Vogue has been notoriously slow at catching up with technology. Its YouTube channel, however, has had a lively past few years, with popular celebrity-based series such as ’73 Questions with…’, celebrity make-up tutorials and ‘7 Days 7
While these videos have wracked up views often in the tens of millions (‘Kylie Jenner’s Guide to Lips, Brows, Confidence’ has 40M views), Vogue has recently come under fire for steering too far into the realm of celebrity - especially with the addition of TikTok stars to their list of features - rather than High Fashion.
Vogue’s latest video idea, then, unveiled last week, was a welcome surprise. A mix of High Fashion, sustainable culture and an inside look at designers’ thought and construction processes, the video asks designers John Galliano and Tomo Koizumi to rework a piece by the other.
Galliano, creative director of Maison Margiela and previously Givenchy and Dior, is as charismatic a presence as ever, and as genius a one.

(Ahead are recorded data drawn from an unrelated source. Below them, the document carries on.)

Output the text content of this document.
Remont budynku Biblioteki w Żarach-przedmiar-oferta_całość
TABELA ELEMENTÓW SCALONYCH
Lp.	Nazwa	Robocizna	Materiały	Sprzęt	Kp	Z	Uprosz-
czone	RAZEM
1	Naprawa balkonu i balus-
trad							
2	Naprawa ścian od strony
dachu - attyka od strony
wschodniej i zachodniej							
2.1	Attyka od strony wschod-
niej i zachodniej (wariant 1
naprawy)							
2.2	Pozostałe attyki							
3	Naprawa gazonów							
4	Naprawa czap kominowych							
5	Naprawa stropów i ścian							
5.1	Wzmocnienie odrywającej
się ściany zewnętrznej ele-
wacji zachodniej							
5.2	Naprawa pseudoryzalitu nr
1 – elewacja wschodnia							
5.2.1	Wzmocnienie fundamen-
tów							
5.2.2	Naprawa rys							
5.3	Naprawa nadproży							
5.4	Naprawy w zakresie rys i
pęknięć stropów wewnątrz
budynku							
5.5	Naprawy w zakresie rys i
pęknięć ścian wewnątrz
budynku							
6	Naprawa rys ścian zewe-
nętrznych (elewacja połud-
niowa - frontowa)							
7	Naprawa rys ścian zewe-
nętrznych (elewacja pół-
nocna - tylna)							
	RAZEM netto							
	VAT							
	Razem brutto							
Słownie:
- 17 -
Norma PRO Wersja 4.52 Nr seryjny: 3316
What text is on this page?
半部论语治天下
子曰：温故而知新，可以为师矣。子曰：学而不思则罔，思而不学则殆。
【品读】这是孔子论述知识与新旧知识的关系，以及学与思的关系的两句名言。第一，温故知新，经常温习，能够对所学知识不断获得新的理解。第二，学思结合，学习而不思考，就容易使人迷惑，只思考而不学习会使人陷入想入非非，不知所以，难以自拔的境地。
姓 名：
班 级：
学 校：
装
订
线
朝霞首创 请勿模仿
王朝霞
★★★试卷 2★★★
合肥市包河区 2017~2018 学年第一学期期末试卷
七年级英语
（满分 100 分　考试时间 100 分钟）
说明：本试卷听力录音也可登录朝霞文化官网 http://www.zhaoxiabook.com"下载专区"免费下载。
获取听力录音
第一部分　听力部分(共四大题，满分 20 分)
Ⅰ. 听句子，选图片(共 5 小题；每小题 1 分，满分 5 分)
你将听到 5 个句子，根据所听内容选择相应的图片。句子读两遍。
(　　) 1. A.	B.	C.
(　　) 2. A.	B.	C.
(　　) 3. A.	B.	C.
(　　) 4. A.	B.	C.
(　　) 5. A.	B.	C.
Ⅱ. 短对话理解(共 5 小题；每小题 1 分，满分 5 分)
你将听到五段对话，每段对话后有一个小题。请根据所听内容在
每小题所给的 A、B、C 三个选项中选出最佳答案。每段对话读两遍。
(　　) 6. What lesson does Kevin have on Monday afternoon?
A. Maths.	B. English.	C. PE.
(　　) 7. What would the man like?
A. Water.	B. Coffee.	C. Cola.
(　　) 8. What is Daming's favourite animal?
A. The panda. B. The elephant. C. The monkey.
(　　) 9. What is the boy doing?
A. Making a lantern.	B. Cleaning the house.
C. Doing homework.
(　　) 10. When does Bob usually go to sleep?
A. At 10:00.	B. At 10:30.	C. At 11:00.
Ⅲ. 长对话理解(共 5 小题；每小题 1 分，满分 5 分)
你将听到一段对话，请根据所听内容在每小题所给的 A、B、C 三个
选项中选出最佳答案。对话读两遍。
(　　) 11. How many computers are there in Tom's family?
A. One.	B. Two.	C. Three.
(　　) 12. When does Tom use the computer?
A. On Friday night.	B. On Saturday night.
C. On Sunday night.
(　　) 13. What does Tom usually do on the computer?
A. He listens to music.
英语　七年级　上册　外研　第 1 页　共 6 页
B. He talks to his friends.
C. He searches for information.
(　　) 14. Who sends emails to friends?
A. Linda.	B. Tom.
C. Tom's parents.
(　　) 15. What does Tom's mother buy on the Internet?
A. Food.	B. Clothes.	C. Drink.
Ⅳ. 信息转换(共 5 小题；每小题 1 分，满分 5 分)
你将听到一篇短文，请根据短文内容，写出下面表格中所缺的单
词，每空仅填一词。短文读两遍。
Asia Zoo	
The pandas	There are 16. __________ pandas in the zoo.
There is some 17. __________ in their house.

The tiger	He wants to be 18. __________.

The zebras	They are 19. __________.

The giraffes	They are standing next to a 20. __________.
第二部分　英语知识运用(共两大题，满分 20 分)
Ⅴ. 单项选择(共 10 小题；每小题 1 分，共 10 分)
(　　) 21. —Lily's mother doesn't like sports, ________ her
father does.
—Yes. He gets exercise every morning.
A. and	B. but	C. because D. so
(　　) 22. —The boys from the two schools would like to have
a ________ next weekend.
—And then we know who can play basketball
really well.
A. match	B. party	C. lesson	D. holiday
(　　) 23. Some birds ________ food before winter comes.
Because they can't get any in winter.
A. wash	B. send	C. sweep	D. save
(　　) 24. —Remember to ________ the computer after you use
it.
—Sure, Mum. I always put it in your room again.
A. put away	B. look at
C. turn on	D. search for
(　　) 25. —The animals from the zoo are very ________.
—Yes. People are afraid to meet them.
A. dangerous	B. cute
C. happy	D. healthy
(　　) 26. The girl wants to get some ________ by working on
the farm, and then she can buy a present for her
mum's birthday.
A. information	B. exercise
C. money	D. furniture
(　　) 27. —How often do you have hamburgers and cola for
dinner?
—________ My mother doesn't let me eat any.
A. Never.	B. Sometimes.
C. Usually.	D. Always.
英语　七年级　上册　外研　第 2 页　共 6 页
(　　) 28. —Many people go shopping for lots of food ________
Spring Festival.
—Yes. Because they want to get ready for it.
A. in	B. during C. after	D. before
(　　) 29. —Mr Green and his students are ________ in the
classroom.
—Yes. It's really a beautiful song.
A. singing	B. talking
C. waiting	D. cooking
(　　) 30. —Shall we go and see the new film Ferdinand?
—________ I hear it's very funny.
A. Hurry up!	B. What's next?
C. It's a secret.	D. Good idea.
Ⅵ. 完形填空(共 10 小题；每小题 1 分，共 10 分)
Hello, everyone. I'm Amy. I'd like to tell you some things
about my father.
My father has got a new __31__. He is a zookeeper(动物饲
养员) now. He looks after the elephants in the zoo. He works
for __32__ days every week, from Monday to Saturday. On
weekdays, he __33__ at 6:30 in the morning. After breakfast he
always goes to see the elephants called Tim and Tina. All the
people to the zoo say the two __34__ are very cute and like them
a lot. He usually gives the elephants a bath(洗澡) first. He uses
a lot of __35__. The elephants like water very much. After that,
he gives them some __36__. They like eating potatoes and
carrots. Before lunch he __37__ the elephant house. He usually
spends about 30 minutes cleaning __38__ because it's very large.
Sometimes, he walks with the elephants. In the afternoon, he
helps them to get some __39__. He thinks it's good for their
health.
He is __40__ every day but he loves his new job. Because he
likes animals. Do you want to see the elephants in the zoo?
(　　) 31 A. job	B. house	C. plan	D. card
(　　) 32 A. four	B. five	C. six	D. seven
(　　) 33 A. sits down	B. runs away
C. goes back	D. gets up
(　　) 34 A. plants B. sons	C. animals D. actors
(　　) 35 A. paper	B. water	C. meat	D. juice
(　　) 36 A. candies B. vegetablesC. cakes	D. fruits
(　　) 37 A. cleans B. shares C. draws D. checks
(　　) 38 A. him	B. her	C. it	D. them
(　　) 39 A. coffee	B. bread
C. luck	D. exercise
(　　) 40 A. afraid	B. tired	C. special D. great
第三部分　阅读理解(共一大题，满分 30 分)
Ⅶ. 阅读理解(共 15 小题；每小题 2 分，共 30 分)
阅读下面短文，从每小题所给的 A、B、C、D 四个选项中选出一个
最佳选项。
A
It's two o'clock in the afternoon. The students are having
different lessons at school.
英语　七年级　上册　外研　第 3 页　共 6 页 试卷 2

His idea to transform Koizumi’s beautiful tulle wedding gown into an oversized sweater, holding ‘all the memories of the greatest day in your life’, and transforming them into a wearable, everyday piece of comfort, has all the offbeat brilliance of one of the 21st century’s most celebrated designers. But it also demonstrates his keen work ethic and absolute commitment to his creations. This piece alone, he says, took 5 people over 300 hours to unstitch the ruched tulle, wrap it into balls of yarn and knit it together. All for a Vogue YouTube video to promote recycling!
Added to this, his on-screen persona is extremely watchable. It seems he was born to be in the spotlight, a spot he is has slowly begun to regain since being fired from Dior in 2010 due to antisemitic remarks. Clearly, society - or at least High Fashion society - has accepted him back into its folds. The garment he chose to give to Koizumi, a white toile of the 2018 pope-inspired look he designed for the biggest A-lister in fashion (Rihanna) for the biggest event in fashion (the met gala), reflects this reacceptance. Koizumi’s transformation is less imaginative then Galliano’s, but equally as beautiful, adding his signature tulle ornamentation and then ‘using the dress like a canvas’ to paint on.
What makes this collaboration so special, however, is not the designers or the pieces sent and created, but the commitment to upcycling, recycling, and reusing which is finally beginning to spread its roots throughout the High Fashion industry and its biggest communicator, Vogue. Sustainability is the word on the tip of everyone’s tongue – and Vogue is not oblivious to this. Yes, this may have been a publicity stunt, and yes, it may be have no real purpose in terms of material end-product (will anyone actually use Galliano’s sweater or Koizumi’s dress?), but it does demonstrate the growing commitment to what is seen as the single most important issue in fashion. Furthermore, it shows that not only are young, up-and-coming designers, like Koizumi, engineering an eco-friendly future for fashion, they are changing the mindsets of older, seasoned designers, like Galliano.
Interesting, purposeful, highly watchable – is it too much to hope that Vogue continues in this vein?